A warning letter sent to medical device manufacturer St. Jude Medical on 10 January 2013 by the US Food and Drug Administration (FDA) says that inspectors found numerous violations related to the manufacture of two of its implantable cardiac defibrillator (ICD) leads at the company's Sylmar, CA manufacturing facility.
The letter references a nearly month-long inspection starting in late September 2012 in which FDA assessed the company's compliance with federal quality system regulations in regards to the manufacture of two of its products: the Durata and Riata ST Optim high-voltage ICD leads.
FDA issued an FDA Form 483-a notice of violations-to the company on 17 October, and the two parties went through two rounds of correspondence before FDA indicated that some of the firm's responses were inadequate to alleviate its concerns and issued its warning letter.
For example, the letter indicates that the design of the device was improperly verified. "Your firm failed to validate the [redacted] test methods implemented during the Durata design verification testing," FDA wrote. "These test methods were created in-house to verify your firm's design inputs; however, they were not based on and did not follow a national standard."
In other instances, St. Jude reportedly failed to follow its own standards. FDA said that its inspection showed that the company's design verification process called for Durata leads to be tested five times each prior to release, with the mean of the tests making up the final score. "However, your firm only tested each lead one time to determine the results," FDA said.
In another case, the company put the cart before the horse, so to speak. The company performed design verification testing in June 2007 on the Durata device, according to its records. That testing occurred a month before establishing design inputs establishing what the outputs of testing would need to be, FDA said, noting that St. Jude said it would be conducting a "systematic review of completion dates and key phases in design history to identify and remediate any gaps."
Neither device had fully completed the required design history file, FDA found, including the dates when key elements of the design and development process were conducted and approved.
Perhaps more importantly, however, FDA inspectors determined that the company's Durata lead product is "misbranded … in that [St. Jude] failed or refused to furnish material" to FDA. That material, FDA explained, included adverse event reports that should have been reported to the agency in a timely manner since the device is life-supporting and sustaining.
"For example, [four complaints] refer to malfunctions of your firm's Durata lead," FDA wrote. "The Durata lead is a life-supporting or life-sustaining medical device and a malfunction involving such a device is reportable. There is no information in your firm's complaint file that justifies why the malfunctions referenced above would not be likely to cause or contribute to a reportable death or serious injury were they to recur. An MDR should have been submitted for each of the referenced complaints."

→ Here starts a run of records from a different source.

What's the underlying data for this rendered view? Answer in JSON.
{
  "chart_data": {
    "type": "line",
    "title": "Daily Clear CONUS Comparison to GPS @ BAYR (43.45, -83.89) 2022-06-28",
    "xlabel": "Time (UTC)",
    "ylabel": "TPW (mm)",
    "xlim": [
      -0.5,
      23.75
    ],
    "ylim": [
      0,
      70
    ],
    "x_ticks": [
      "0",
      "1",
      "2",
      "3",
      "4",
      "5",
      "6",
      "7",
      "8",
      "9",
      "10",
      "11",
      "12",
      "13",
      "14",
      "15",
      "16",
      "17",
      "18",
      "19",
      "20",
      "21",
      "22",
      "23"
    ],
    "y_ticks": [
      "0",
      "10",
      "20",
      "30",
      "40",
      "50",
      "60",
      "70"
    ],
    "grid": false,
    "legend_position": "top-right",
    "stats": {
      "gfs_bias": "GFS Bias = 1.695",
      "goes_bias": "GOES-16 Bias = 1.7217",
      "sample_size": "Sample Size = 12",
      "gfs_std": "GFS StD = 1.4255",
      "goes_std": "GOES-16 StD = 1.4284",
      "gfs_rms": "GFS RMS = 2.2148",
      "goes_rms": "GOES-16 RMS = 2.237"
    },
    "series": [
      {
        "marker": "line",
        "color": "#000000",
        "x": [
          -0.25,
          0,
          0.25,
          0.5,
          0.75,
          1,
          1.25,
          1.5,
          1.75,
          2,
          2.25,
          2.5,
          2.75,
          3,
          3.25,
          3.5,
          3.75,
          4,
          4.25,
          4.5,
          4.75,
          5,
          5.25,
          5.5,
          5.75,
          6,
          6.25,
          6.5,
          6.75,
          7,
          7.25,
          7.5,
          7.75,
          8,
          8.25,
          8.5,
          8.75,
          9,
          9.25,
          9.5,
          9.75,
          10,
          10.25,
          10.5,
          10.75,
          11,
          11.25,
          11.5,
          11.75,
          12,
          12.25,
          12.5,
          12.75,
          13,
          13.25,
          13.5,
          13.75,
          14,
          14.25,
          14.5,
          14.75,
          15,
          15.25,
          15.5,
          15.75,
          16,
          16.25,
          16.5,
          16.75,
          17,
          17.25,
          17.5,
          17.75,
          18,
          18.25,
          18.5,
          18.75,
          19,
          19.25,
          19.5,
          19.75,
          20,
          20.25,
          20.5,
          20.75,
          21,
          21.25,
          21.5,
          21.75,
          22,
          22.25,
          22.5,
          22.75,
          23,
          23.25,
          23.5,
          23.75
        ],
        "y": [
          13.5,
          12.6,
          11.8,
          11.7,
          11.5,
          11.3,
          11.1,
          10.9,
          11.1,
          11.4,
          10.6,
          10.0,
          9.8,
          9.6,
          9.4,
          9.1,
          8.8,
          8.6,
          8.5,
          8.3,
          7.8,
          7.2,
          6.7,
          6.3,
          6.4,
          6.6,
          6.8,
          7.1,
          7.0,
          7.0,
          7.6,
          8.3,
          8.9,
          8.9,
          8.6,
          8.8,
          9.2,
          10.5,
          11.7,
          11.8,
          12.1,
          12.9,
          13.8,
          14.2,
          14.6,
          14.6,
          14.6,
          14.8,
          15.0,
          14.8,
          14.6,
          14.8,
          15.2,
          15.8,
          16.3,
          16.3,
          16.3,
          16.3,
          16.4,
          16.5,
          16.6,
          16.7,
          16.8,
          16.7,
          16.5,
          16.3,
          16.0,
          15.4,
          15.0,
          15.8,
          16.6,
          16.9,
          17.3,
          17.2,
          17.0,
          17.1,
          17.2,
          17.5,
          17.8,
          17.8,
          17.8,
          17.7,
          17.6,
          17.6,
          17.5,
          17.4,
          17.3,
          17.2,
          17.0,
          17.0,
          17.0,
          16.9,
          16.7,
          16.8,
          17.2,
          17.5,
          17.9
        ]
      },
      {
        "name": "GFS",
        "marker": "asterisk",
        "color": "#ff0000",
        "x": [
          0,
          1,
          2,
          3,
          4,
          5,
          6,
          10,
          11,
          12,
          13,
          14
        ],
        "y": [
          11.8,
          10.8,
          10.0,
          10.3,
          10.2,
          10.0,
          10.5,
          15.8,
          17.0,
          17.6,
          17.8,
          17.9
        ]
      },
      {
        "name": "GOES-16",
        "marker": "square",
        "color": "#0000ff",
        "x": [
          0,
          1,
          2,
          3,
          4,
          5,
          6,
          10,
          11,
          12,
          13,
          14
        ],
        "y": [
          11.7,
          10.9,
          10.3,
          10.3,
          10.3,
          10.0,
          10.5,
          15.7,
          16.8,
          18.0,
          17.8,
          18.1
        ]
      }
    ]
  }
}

The warning letter went on to explain that the violations "may be symptomatic of serious problems in [St. Jude's] manufacturing and quality management systems," and that regulators will not approve any of the company's applications for a Class III device for which the noted violations could be "reasonably related" until they are fixed.
In its 8k financial regulatory filing earlier this week, St. Jude said that it is "giving the highest priority to fully remediating these concerns," and highlighted that FDA had not identified "any specific concerns regarding the performance of, or indicated the need for any field or other action regarding, the Riata ST Optim or Durata leads or any other St. Jude Medical product."
The company's Sylmar facility will not be impacted by the letter and will continue to manufacture and ship products, St. Jude added.